# x1800GTO+Cat6.7s=No go?



## Lead Head (Jul 31, 2006)

I've got a problem with ATi tool. Im using the latest beta (.25 b14(i think)), but ATi tool does not allow voltage change, temp montering, current montering, fan speed control, voltage change,etc...and i have to put the artifact scanner on older more compatible method to stop it the scanner showing artifacts at stock. Any ideas?


----------



## Lead Head (Aug 1, 2006)

anyone..?


----------



## pt (Aug 1, 2006)

Atitool doesn't work very good with the X1800GTO cards, for monitoring temps, fan control, volltage control, and overclock use overclocker.exe, and Rivatuner

PS: i just use Rivatuner to change the fan speed and check temps, this card has enough power for me in it's stock values, if you want to use ATITOOL flash your card to a xl/xt/xt pe to have control of fan, voltage, etc.


----------



## Lead Head (Aug 1, 2006)

pt said:
			
		

> Atitool doesn't work very good with the X1800GTO cards, for monitoring temps, fan control, volltage control, and overclock use overclocker.exe, and Rivatuner
> 
> PS: i just use Rivatuner to change the fan speed and check temps, this card has enough power for me in it's stock values, if you want to use ATITOOL flash your card to a xl/xt/xt pe to have control of fan, voltage, etc.

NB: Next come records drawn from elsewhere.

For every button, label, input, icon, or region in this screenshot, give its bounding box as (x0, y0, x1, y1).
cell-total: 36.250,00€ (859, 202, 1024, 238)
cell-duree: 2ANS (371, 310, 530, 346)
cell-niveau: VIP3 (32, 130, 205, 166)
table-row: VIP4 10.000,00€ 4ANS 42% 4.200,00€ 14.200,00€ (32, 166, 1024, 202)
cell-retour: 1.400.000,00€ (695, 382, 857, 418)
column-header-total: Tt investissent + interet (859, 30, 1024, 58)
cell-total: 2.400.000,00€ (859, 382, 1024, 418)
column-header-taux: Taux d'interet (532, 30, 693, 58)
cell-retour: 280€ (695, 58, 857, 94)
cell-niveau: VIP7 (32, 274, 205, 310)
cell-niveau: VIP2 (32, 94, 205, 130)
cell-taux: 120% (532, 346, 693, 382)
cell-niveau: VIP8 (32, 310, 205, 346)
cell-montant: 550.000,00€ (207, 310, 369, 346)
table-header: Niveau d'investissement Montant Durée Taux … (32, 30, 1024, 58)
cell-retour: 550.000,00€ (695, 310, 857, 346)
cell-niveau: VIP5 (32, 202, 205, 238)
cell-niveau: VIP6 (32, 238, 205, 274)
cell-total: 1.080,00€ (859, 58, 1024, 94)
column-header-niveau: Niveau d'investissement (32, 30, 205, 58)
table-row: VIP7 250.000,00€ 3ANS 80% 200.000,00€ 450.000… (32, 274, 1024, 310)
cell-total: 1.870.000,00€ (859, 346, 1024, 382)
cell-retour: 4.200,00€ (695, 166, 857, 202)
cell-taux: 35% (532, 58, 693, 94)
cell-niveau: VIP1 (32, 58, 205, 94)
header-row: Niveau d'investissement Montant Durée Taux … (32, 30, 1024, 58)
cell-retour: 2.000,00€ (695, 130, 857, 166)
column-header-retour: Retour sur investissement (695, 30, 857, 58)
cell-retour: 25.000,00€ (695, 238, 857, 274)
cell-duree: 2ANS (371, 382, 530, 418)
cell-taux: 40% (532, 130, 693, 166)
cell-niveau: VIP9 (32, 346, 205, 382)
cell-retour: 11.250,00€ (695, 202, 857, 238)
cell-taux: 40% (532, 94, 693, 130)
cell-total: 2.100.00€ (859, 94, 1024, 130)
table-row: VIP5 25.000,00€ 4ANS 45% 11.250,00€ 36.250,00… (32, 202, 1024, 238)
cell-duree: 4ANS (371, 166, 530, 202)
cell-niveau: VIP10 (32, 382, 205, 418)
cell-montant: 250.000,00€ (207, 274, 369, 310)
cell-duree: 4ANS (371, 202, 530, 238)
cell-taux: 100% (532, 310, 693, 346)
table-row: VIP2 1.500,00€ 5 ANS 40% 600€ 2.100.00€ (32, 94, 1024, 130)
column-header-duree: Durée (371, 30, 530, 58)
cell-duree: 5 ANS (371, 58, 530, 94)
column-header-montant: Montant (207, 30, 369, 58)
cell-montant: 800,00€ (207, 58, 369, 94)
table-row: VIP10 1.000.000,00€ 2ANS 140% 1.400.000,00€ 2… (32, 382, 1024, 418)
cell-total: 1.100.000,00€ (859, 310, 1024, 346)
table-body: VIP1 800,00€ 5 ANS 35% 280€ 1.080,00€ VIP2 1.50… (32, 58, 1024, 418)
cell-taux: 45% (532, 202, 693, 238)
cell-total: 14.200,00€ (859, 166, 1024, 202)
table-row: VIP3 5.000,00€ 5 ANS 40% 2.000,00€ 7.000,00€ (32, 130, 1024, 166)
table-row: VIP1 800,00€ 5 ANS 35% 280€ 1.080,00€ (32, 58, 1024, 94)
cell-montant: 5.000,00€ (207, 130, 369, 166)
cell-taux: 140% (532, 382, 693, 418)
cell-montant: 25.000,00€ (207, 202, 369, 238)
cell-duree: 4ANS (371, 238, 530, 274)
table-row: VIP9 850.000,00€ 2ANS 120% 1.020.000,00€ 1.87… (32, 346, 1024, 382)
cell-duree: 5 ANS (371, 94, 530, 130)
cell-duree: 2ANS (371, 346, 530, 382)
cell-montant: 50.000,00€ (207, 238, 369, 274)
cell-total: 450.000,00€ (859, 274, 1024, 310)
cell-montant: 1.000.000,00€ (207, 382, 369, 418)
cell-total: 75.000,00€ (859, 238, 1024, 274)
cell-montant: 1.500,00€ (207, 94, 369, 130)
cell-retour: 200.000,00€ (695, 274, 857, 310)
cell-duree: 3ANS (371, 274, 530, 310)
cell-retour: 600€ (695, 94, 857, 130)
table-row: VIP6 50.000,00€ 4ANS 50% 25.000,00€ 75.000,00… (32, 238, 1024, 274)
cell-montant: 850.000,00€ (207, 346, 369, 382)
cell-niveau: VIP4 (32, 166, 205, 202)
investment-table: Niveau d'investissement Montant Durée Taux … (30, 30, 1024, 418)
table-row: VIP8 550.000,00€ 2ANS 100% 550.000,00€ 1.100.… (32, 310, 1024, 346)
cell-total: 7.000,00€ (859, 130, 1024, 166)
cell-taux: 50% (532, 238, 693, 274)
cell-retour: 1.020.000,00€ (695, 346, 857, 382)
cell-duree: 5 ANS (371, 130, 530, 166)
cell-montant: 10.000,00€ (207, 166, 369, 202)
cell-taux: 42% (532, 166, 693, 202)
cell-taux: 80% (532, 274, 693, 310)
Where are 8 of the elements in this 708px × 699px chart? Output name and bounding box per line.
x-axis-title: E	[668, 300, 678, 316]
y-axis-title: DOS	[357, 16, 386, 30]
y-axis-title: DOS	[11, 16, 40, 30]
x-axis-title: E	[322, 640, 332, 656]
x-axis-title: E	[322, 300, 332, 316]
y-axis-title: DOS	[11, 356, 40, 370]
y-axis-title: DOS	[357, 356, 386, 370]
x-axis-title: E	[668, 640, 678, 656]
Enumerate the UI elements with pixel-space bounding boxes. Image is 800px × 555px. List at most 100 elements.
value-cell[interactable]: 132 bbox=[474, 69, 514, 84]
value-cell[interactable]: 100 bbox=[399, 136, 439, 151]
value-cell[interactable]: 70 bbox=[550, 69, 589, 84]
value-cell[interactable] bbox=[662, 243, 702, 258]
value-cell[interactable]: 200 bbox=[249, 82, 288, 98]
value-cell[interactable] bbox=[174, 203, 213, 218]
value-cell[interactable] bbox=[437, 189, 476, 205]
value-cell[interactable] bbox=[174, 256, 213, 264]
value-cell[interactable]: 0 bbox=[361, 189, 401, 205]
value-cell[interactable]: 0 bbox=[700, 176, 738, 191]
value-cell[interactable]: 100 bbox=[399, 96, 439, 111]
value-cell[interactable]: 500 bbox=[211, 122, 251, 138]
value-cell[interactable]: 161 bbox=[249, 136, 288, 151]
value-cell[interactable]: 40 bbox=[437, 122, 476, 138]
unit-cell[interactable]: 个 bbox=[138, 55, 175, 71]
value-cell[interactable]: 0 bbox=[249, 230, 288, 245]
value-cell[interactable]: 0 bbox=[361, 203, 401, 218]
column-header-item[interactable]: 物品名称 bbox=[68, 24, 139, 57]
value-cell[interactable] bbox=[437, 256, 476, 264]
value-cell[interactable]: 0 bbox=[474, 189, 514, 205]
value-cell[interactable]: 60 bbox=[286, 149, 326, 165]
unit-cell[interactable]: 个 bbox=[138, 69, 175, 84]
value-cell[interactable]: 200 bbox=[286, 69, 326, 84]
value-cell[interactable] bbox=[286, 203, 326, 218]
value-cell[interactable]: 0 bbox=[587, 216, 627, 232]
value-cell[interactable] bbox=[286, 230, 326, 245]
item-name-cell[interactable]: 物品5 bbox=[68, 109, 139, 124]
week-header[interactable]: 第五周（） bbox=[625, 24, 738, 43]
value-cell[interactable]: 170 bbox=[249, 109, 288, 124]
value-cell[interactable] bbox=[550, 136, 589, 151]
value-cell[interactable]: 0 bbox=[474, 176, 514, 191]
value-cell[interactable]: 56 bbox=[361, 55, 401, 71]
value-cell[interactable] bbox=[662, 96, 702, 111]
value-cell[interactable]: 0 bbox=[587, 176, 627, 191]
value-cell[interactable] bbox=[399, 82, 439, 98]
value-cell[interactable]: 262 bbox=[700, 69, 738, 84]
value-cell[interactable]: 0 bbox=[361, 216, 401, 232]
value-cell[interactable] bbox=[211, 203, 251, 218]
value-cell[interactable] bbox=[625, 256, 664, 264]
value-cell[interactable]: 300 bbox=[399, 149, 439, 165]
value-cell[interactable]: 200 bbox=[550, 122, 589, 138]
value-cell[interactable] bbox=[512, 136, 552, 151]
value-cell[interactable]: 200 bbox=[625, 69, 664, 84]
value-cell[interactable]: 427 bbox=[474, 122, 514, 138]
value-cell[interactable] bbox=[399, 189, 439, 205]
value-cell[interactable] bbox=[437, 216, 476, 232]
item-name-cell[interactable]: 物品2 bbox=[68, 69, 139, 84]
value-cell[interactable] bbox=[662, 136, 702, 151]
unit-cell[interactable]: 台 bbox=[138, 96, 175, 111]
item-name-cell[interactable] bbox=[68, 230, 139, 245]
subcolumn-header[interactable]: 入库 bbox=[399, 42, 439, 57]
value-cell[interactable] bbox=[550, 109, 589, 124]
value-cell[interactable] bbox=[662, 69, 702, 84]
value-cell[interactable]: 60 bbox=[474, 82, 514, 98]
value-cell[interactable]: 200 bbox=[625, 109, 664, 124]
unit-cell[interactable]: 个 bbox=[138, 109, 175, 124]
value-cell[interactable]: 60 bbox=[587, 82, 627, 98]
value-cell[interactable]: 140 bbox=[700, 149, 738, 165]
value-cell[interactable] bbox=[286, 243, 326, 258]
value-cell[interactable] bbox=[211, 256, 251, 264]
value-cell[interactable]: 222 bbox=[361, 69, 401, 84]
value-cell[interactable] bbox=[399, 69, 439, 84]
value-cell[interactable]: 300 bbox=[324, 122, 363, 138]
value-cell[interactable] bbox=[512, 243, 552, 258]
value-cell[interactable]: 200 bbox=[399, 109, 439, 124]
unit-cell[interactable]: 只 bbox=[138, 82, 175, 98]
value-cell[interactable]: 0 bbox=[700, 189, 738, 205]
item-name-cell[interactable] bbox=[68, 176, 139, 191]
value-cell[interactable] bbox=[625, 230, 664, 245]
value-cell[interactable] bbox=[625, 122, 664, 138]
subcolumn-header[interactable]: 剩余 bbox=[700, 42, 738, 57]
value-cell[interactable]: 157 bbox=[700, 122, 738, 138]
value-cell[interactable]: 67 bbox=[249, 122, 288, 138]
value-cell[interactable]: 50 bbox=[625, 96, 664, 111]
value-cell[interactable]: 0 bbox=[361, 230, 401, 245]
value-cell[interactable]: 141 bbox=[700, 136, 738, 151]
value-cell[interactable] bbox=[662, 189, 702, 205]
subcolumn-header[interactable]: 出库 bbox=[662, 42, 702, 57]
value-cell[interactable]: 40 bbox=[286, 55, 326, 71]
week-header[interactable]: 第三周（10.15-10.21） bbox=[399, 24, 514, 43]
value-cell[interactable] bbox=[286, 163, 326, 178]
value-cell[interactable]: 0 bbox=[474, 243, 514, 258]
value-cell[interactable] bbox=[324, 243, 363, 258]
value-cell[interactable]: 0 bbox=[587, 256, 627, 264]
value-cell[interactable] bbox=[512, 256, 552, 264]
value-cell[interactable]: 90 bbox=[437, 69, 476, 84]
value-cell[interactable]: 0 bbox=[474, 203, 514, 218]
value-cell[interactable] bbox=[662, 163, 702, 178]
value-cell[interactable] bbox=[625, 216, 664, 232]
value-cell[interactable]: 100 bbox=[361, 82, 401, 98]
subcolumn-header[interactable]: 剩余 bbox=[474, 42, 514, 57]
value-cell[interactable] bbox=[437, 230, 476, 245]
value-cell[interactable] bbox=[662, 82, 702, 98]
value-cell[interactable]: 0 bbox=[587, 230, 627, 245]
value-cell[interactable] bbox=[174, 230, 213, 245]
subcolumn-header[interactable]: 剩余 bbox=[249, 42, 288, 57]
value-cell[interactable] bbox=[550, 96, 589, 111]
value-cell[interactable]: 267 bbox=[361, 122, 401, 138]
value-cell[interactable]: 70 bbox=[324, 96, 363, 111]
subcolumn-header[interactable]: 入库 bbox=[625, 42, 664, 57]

I use that to, i just wish overclocker had a wider range of voltages


----------



## Azn Tr14dZ (Aug 1, 2006)

You could flash to XL or XT(PE) if you really want to use ATI Tool. Just make sure you're going to be flashing to the right card...


----------



## Lead Head (Aug 1, 2006)

Azn Tr14dZ said:
			
		

> You could flash to XL or XT(PE) if you really want to use ATI Tool. Just make sure you're going to be flashing to the right card...




Theres an x1800XT PE?


----------